Here’s how the massive geomagnetic storm hitting Earth today could have an impact

We are in the final throes of a geomagnetic storm that occurred this week. This is a cosmic phenomenon that is expected to peak in the next few hours after arriving on the 17th, and which may cause some problems in the planet’s telecommunications infrastructure.

[Los posibles efectos de la eyección solar que alcanzó a la Tierra el 21 de julio]

The Space Weather Prediction Center of the US National Oceanic and Atmospheric Administration announced last day 16 that a geomagnetic storm of category G3 (from a maximum of 5) will reach the Earth between days 17 and 19. Therefore, we are in the last leg of this storm, which by this date has already been downgraded to G2.

These storms occur when the solar winds reach high enough energy to reach our planet. These storms can last up to several hours and depend mainly on of a coronal mass ejection or CME, which determine its intensity. How can it affect us?

geomagnetic storm

These storms are temporary disturbances that primarily affect the Earth’s magnetosphere. They are primarily caused by either a coronal mass ejection interacting with our Earth’s magnetic field or a solar wind shock wave. They arise mainly from the changes that the streams of particles that are ejected from the Sun undergo.

The solar wind undergoes a pressure increase that compresses , and the solar wind’s magnetic field interacts with that of Earth, transferring this energy to the magnetosphere. Both interactions cause the plasma to move through the magnetosphere move more as well as an increase in the electric current of the magnetosphere and ionosphere.

The duration of these storms can vary mainly depending on the speed at which they arrive. They are held with solar maximum, a period of increased solar activity occurred in periods of 11 years. The peak of this period is expected to come in 2025.
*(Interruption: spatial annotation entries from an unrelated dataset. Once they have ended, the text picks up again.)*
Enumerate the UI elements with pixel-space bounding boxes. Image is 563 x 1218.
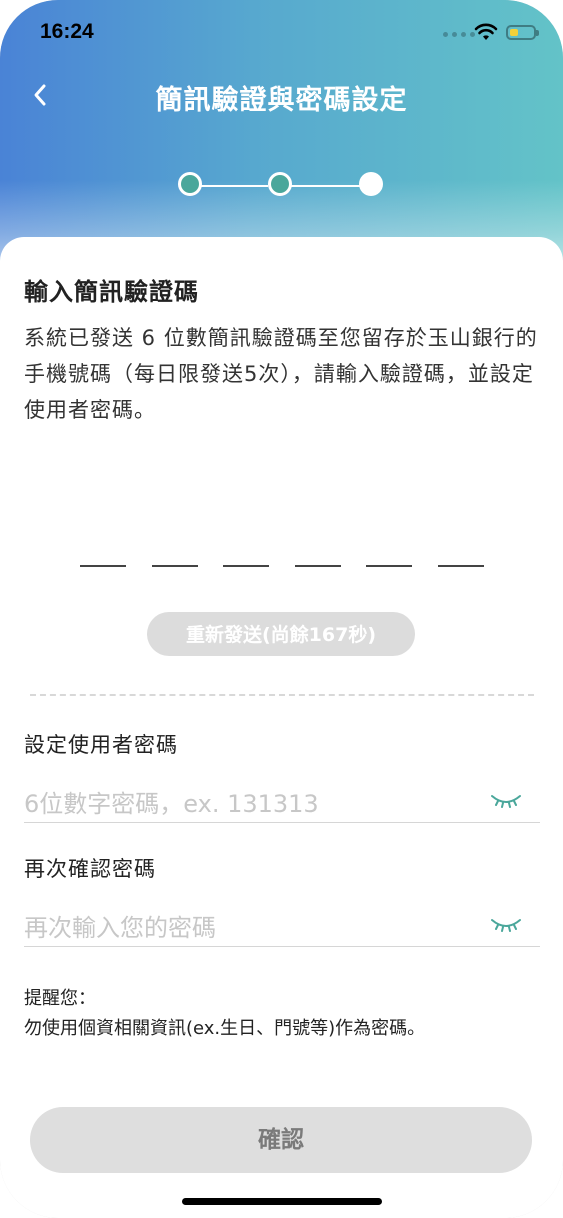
otp-digit-slot[interactable] [151, 565, 198, 567]
eye-closed-icon[interactable] [490, 914, 522, 934]
step-1-dot [178, 172, 202, 196]
otp-input[interactable] [80, 565, 484, 567]
confirm-password-label: 再次確認密碼 [24, 857, 156, 881]
step-2-dot [268, 172, 292, 196]
otp-digit-slot[interactable] [80, 565, 126, 567]
battery-icon [506, 25, 539, 40]
stepper-connector [198, 185, 268, 187]
phone-screen: 16:24 簡訊驗證與密碼設定 輸入簡訊驗證碼 系統已發送 6 位數簡訊驗證碼至… [0, 0, 563, 1218]
otp-digit-slot[interactable] [437, 565, 484, 567]
resend-button[interactable]: 重新發送(尚餘167秒) [147, 612, 415, 656]
section-divider [30, 694, 534, 696]
status-time: 16:24 [40, 20, 94, 43]
home-indicator [182, 1198, 382, 1205]
reminder-note: 提醒您： 勿使用個資相關資訊(ex.生日、門號等)作為密碼。 [24, 984, 425, 1044]
stepper-connector [291, 185, 361, 187]
sms-heading: 輸入簡訊驗證碼 [24, 278, 199, 306]
progress-stepper [176, 171, 386, 201]
confirm-password-placeholder: 再次輸入您的密碼 [24, 914, 216, 942]
signal-icon [443, 32, 475, 37]
confirm-button[interactable]: 確認 [30, 1107, 532, 1173]
eye-closed-icon[interactable] [490, 790, 522, 810]
reminder-text: 勿使用個資相關資訊(ex.生日、門號等)作為密碼。 [24, 1018, 426, 1039]
otp-digit-slot[interactable] [294, 565, 341, 567]
page-title: 簡訊驗證與密碼設定 [155, 85, 408, 116]
wifi-icon [474, 23, 498, 40]
otp-digit-slot[interactable] [223, 565, 270, 567]
password-label: 設定使用者密碼 [24, 733, 178, 757]
status-bar: 16:24 [0, 18, 563, 50]
reminder-title: 提醒您： [24, 988, 96, 1009]
confirm-password-field[interactable]: 再次輸入您的密碼 [24, 902, 540, 947]
step-3-dot [359, 172, 383, 196]
sms-description: 系統已發送 6 位數簡訊驗證碼至您留存於玉山銀行的手機號碼（每日限發送5次），請… [24, 326, 538, 422]
otp-digit-slot[interactable] [366, 565, 413, 567]
password-field[interactable]: 6位數字密碼，ex. 131313 [24, 778, 540, 823]
nav-bar: 簡訊驗證與密碼設定 [0, 70, 563, 124]
password-placeholder: 6位數字密碼，ex. 131313 [24, 790, 319, 818]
Although NOAA wanted to calm things down by ensuring that G3 storms are generally minimal, they can cause “the northern lights to deviate from their usual place of residence.” Thus, the auroras can be seen from parts of the world such as Pennsylvania, Iowa or Oregon.

What effects does it have?

The peak of this storm came on the 18th, at which time it was classified as a G3. It dropped to G1 on the 17th and rose to G2 today. Therefore, we can be sure that impacts on Earth’s space satellite and telecommunications infrastructure are not at risk.
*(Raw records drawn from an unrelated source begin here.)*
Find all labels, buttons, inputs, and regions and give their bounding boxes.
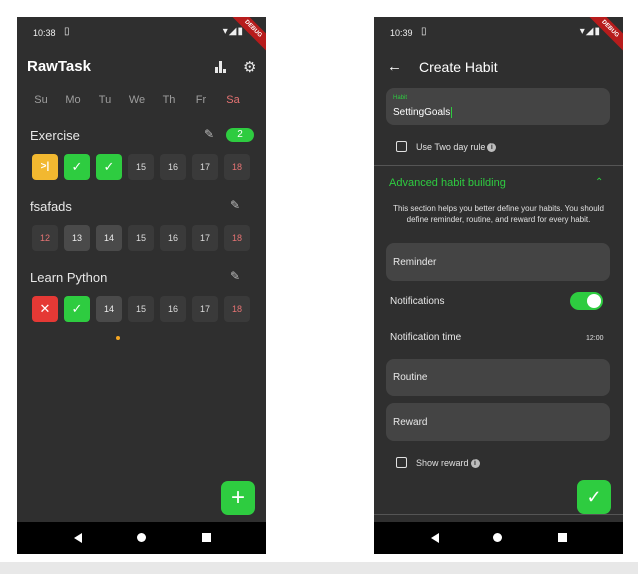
day-cell[interactable]: 15 <box>128 154 154 180</box>
show-reward-label: Show reward <box>416 458 469 468</box>
two-day-rule-checkbox[interactable] <box>396 141 407 152</box>
weekday-label: Fr <box>195 94 207 106</box>
day-cell[interactable]: 16 <box>160 154 186 180</box>
status-time: 10:39 <box>390 28 413 38</box>
weekday-label: Th <box>162 94 176 106</box>
day-cell[interactable]: 17 <box>192 225 218 251</box>
routine-label: Routine <box>393 372 428 383</box>
page-bottom-strip <box>0 562 638 574</box>
two-day-rule-label: Use Two day rule <box>416 142 486 152</box>
nav-home-icon[interactable] <box>493 533 502 542</box>
day-cell[interactable]: ✓ <box>64 296 90 322</box>
notification-time-value[interactable]: 12:00 <box>586 335 604 342</box>
day-cell[interactable]: >| <box>32 154 58 180</box>
app-title: RawTask <box>27 58 91 75</box>
divider <box>374 514 623 515</box>
day-cell[interactable]: 14 <box>96 225 122 251</box>
notification-time-label: Notification time <box>390 332 462 343</box>
status-bar: 10:38 ▯ ▾◢▮ <box>17 17 266 47</box>
day-cell[interactable]: 14 <box>96 296 122 322</box>
reward-input[interactable]: Reward <box>386 403 610 441</box>
nav-recents-icon[interactable] <box>558 533 567 542</box>
divider <box>374 165 623 166</box>
nav-recents-icon[interactable] <box>202 533 211 542</box>
day-cell[interactable]: 17 <box>192 296 218 322</box>
page-title: Create Habit <box>419 59 498 75</box>
day-cell[interactable]: 17 <box>192 154 218 180</box>
routine-input[interactable]: Routine <box>386 359 610 396</box>
habit-name-input[interactable]: Habit SettingGoals <box>386 88 610 125</box>
info-icon[interactable]: i <box>487 143 497 153</box>
day-cell[interactable]: 18 <box>224 154 250 180</box>
day-cell[interactable]: 12 <box>32 225 58 251</box>
network-battery-icon: ▾◢▮ <box>579 26 601 37</box>
show-reward-row: Show reward i <box>416 458 480 469</box>
edit-pencil-icon[interactable]: ✎ <box>204 127 214 141</box>
streak-badge: 2 <box>226 128 254 142</box>
weekday-label: Sa <box>226 94 240 106</box>
reminder-input[interactable]: Reminder <box>386 243 610 281</box>
habit-name[interactable]: fsafads <box>30 199 72 214</box>
add-habit-button[interactable]: + <box>221 481 255 515</box>
weekday-header: Su Mo Tu We Th Fr Sa <box>27 94 257 108</box>
habit-name[interactable]: Exercise <box>30 128 80 143</box>
weekday-label: Tu <box>98 94 112 106</box>
day-cell[interactable]: 15 <box>128 225 154 251</box>
day-cell[interactable]: 18 <box>224 225 250 251</box>
nav-back-icon[interactable] <box>74 533 82 543</box>
info-icon[interactable]: i <box>470 459 480 469</box>
nav-back-icon[interactable] <box>431 533 439 543</box>
habit-field-value: SettingGoals <box>393 107 453 119</box>
habit-list-screen: 10:38 ▯ ▾◢▮ DEBUG RawTask ⚙ Su Mo Tu We … <box>17 17 266 554</box>
notifications-toggle[interactable] <box>570 292 603 310</box>
day-cell[interactable]: ✓ <box>96 154 122 180</box>
sim-card-icon: ▯ <box>421 26 427 37</box>
notifications-label: Notifications <box>390 296 445 307</box>
advanced-section-title[interactable]: Advanced habit building <box>389 177 506 189</box>
toggle-knob <box>587 294 601 308</box>
nav-home-icon[interactable] <box>137 533 146 542</box>
day-cell[interactable]: 15 <box>128 296 154 322</box>
android-nav-bar <box>17 522 266 554</box>
habit-name[interactable]: Learn Python <box>30 270 107 285</box>
habit-field-label: Habit <box>393 95 408 101</box>
back-arrow-icon[interactable]: ← <box>387 58 402 75</box>
save-habit-button[interactable]: ✓ <box>577 480 611 514</box>
network-battery-icon: ▾◢▮ <box>222 26 244 37</box>
edit-pencil-icon[interactable]: ✎ <box>230 198 240 212</box>
create-habit-screen: 10:39 ▯ ▾◢▮ DEBUG ← Create Habit Habit S… <box>374 17 623 554</box>
android-nav-bar <box>374 522 623 554</box>
status-bar: 10:39 ▯ ▾◢▮ <box>374 17 623 47</box>
chevron-up-icon[interactable]: ⌃ <box>595 177 603 188</box>
edit-pencil-icon[interactable]: ✎ <box>230 269 240 283</box>
weekday-label: We <box>128 94 146 106</box>
day-cell[interactable]: ✕ <box>32 296 58 322</box>
weekday-label: Mo <box>65 94 81 106</box>
settings-gear-icon[interactable]: ⚙ <box>243 58 256 76</box>
advanced-section-description: This section helps you better define you… <box>393 204 604 224</box>
day-cell[interactable]: ✓ <box>64 154 90 180</box>
day-cell[interactable]: 16 <box>160 225 186 251</box>
day-cell[interactable]: 16 <box>160 296 186 322</box>
show-reward-checkbox[interactable] <box>396 457 407 468</box>
status-time: 10:38 <box>33 28 56 38</box>
reminder-label: Reminder <box>393 257 437 268</box>
sim-card-icon: ▯ <box>64 26 70 37</box>
weekday-label: Su <box>34 94 48 106</box>
today-indicator-dot <box>116 336 120 340</box>
day-cell[interactable]: 18 <box>224 296 250 322</box>
two-day-rule-row: Use Two day rule i <box>416 142 497 153</box>
day-cell[interactable]: 13 <box>64 225 90 251</box>
statistics-icon[interactable] <box>215 61 227 73</box>
reward-label: Reward <box>393 417 428 428</box>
The effects of these geomagnetic storms can be damaging to communications systems and power grids. The one we’re experiencing in particular shouldn’t be at a level of strength to cause havoc, but in its biggest stages (e.g. in the G4 category) it can cause damage to GPS signals, problems in navigation systems or electronic damage in spaceships.

They could also affect landline telephony, generate damage to the Internet network, leave large regions offline. These storms can even damage the underwater cables that establish the global fiber-optic network through electrical repeaters, and a major storm will leave much of the world without communication, with consequences that can last for months.